The government should strengthen the supervision of the medical supply circulation process during public health emergencies, and it should utilize its credibility to accelerate mutual trust between GNPOs and hospitals so that it can improve rescue efficiency. First, it should ensure hospitals’ own interests while increasing penalties for troublemakers who use irrational comparison psychology to maximize their own interests. Effective incentive mechanisms should also be explored to transform conflicts into symmetrical incentives that can help reduce hospitals’ motivation to fight. Secondly, GNPO should be monitored for timely and effective disclosure of information related to the process of medical supply allocation. Finally, in situations of public health emergencies, when GNPOs cannot guarantee the meeting of hospitals’ medical supply needs, the government can consider increasing the number of medical supply allocators, such as other social organizations, to make the allocation of medical supplies more efficient during public health emergencies.

This study is one of the first to explore the competitive relationship between the GNPO, hospital, and government in the allocation process of emergency medical supplies during public health emergencies. It not only provides a theoretical supplement to the research related to the circulation of emergency resources during public health emergencies, but also provides practical guidance for the specific behavioral strategies of GNPO, hospital, and the government.

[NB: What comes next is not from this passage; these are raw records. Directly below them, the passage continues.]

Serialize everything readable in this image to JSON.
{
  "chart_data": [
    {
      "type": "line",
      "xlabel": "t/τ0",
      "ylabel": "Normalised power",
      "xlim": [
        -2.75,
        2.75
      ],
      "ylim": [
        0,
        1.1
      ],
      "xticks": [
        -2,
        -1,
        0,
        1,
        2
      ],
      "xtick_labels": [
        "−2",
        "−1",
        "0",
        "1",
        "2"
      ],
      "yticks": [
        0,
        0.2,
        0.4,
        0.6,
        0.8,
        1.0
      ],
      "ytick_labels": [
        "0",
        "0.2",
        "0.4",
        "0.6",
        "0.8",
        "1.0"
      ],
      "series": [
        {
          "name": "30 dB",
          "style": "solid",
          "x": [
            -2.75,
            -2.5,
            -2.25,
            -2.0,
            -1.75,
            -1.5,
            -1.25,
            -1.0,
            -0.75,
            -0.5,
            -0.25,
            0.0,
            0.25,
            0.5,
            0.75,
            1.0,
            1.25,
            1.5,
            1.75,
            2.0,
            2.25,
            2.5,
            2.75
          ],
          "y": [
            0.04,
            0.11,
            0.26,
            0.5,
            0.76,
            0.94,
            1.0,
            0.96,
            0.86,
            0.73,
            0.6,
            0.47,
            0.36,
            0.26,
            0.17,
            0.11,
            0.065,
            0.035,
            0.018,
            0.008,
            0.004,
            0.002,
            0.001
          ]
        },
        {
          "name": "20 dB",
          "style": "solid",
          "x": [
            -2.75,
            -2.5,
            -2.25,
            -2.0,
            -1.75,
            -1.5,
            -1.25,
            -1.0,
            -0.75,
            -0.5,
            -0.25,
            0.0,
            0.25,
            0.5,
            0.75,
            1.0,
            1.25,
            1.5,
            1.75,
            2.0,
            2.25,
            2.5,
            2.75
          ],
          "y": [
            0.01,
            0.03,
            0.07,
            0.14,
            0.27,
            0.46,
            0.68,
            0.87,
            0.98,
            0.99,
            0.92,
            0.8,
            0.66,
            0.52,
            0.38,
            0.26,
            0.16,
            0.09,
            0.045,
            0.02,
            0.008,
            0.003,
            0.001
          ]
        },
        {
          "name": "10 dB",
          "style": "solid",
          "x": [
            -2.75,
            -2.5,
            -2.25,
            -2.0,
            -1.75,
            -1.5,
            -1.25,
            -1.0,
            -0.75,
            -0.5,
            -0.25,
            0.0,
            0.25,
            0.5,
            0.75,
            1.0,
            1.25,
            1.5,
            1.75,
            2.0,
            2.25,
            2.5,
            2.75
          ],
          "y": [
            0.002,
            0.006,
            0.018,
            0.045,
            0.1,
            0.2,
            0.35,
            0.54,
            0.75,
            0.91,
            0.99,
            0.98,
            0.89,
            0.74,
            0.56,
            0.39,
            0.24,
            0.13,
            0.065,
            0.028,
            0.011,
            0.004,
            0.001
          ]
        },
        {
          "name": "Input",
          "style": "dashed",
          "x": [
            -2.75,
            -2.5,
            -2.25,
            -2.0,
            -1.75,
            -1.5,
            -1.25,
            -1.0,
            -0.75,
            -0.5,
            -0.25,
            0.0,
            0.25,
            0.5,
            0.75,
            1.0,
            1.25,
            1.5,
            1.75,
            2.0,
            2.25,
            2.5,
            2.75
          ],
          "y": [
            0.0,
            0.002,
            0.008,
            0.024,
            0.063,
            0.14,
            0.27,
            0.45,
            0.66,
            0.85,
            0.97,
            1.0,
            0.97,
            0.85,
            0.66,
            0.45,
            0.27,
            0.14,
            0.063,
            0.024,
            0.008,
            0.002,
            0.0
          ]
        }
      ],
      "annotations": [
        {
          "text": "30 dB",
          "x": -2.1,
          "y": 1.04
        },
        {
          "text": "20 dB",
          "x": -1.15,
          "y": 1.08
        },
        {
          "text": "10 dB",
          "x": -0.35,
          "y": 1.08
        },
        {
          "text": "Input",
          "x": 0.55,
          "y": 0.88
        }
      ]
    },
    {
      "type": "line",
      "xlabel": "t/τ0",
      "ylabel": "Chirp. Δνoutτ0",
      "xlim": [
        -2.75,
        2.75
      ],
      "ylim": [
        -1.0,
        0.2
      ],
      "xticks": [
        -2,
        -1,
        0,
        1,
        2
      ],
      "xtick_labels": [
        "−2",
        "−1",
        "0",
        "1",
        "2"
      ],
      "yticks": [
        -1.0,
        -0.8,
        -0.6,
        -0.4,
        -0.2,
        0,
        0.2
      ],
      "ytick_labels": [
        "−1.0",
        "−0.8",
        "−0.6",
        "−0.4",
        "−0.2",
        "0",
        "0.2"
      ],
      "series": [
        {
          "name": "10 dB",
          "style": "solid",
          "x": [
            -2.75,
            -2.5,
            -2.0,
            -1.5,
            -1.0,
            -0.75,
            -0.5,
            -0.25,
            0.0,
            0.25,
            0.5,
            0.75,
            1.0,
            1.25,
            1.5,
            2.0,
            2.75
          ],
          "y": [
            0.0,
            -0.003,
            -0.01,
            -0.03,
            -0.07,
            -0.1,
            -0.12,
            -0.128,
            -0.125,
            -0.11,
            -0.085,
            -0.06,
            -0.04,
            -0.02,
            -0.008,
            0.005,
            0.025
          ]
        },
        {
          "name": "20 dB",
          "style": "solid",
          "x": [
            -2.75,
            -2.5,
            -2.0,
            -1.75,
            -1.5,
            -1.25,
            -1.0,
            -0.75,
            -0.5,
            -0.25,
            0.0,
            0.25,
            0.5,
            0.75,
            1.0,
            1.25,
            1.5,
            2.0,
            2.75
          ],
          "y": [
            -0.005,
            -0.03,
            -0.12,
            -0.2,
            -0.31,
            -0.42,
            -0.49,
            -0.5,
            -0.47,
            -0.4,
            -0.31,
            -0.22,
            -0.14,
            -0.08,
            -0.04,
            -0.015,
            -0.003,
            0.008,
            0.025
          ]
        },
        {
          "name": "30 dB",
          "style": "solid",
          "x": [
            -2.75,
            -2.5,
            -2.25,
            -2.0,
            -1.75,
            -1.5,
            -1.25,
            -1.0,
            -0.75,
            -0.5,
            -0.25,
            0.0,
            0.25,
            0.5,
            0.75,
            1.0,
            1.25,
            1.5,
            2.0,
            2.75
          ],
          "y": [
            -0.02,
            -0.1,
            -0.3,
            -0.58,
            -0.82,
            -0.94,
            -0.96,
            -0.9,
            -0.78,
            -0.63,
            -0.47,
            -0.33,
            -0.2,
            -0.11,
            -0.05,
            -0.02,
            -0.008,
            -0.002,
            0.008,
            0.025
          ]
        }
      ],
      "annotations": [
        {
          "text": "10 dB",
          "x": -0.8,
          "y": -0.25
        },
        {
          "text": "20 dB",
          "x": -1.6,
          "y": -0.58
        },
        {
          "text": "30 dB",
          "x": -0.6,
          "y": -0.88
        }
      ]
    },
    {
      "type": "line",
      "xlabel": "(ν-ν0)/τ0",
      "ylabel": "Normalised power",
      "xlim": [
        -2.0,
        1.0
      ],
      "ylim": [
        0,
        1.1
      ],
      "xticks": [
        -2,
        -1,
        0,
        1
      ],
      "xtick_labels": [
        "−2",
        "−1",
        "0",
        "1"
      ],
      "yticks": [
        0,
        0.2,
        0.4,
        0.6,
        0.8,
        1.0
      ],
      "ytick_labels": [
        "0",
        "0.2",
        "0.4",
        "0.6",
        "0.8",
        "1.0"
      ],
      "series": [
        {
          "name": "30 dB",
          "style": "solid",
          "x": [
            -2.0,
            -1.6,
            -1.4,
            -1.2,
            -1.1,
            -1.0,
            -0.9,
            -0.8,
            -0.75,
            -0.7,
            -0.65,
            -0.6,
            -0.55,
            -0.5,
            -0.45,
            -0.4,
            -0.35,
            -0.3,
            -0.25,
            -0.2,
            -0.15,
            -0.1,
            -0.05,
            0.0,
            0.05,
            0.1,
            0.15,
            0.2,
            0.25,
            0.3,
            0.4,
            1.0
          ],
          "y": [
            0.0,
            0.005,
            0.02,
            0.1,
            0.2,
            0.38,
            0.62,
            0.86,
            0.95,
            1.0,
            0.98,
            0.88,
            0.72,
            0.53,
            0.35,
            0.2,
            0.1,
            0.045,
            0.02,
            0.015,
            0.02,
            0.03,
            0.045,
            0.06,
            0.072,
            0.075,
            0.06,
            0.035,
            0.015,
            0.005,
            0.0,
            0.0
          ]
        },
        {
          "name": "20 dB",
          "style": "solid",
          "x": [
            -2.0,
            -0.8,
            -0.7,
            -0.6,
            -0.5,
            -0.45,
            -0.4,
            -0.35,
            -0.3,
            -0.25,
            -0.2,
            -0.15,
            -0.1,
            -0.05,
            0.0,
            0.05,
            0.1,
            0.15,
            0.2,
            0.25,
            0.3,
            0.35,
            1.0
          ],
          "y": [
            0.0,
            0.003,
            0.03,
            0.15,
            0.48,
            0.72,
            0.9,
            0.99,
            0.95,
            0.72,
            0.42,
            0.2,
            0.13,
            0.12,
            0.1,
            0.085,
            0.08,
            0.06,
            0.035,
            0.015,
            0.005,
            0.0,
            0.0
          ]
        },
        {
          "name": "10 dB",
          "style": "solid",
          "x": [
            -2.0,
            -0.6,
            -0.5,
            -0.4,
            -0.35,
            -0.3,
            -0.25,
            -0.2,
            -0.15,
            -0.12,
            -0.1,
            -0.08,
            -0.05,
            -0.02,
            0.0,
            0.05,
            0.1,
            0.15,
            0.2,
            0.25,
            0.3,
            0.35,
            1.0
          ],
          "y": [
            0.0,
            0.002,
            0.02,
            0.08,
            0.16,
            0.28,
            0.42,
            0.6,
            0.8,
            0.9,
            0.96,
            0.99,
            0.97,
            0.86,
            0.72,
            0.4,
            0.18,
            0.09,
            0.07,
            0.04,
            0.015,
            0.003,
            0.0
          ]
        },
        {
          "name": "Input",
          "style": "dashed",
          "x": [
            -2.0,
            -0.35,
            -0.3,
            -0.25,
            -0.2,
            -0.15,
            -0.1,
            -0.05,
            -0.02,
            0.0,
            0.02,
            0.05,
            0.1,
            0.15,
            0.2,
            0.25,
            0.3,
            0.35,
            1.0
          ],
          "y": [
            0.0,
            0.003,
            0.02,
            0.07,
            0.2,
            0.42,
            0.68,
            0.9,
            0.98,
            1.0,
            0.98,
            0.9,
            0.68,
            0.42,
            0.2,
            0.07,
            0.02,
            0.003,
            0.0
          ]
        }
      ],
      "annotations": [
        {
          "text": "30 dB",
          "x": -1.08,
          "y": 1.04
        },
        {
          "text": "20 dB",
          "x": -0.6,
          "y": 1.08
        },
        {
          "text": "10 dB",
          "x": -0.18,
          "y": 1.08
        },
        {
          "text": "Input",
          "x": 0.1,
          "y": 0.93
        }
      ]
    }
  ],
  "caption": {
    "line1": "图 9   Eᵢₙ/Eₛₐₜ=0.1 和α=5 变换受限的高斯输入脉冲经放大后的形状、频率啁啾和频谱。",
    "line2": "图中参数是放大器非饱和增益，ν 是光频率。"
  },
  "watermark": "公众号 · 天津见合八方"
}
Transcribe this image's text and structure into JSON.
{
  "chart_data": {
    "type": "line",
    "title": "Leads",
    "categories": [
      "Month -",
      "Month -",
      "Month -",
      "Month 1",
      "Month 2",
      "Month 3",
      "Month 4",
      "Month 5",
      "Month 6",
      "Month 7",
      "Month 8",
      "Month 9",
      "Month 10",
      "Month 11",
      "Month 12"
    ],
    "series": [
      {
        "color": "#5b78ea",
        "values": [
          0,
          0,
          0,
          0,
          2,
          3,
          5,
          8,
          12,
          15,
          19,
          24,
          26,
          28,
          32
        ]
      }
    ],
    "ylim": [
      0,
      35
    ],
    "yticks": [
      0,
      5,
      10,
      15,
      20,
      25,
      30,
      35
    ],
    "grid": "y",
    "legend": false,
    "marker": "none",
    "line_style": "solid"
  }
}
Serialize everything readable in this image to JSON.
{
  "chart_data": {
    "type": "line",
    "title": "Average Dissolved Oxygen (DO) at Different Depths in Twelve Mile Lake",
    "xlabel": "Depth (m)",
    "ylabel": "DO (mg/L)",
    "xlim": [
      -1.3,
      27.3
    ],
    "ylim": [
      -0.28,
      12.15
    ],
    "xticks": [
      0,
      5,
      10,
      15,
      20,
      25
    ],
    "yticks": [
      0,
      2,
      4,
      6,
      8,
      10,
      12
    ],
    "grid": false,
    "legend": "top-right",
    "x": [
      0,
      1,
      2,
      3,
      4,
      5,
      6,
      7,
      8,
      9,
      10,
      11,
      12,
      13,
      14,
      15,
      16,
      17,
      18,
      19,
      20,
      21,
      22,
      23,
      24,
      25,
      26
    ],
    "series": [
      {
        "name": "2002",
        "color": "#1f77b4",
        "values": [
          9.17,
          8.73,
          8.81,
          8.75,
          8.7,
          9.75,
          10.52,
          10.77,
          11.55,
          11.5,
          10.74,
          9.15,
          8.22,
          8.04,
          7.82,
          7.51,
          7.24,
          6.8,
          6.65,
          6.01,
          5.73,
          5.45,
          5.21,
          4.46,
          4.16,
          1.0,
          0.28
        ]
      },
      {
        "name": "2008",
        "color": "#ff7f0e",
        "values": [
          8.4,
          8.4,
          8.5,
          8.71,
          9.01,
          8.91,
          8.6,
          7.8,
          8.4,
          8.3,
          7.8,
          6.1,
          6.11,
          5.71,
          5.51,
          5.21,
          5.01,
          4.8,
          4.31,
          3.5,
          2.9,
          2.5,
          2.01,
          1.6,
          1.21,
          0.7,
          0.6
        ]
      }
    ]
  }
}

However, this paper only considers the influence of the government and hospital on the circulation of medical supplies and the supervision of the circulation process under the condition of incomplete information, and does not consider other influencing factors such as transport time on the circulation of medical supplies during public health emergencies, or the influence of the game order on the game outcome. Therefore, in future research, we can introduce more players and consider relevant influencing factors to study the circulation mechanism of medical supplies in the case of public health emergencies, in order to get more valuable research results.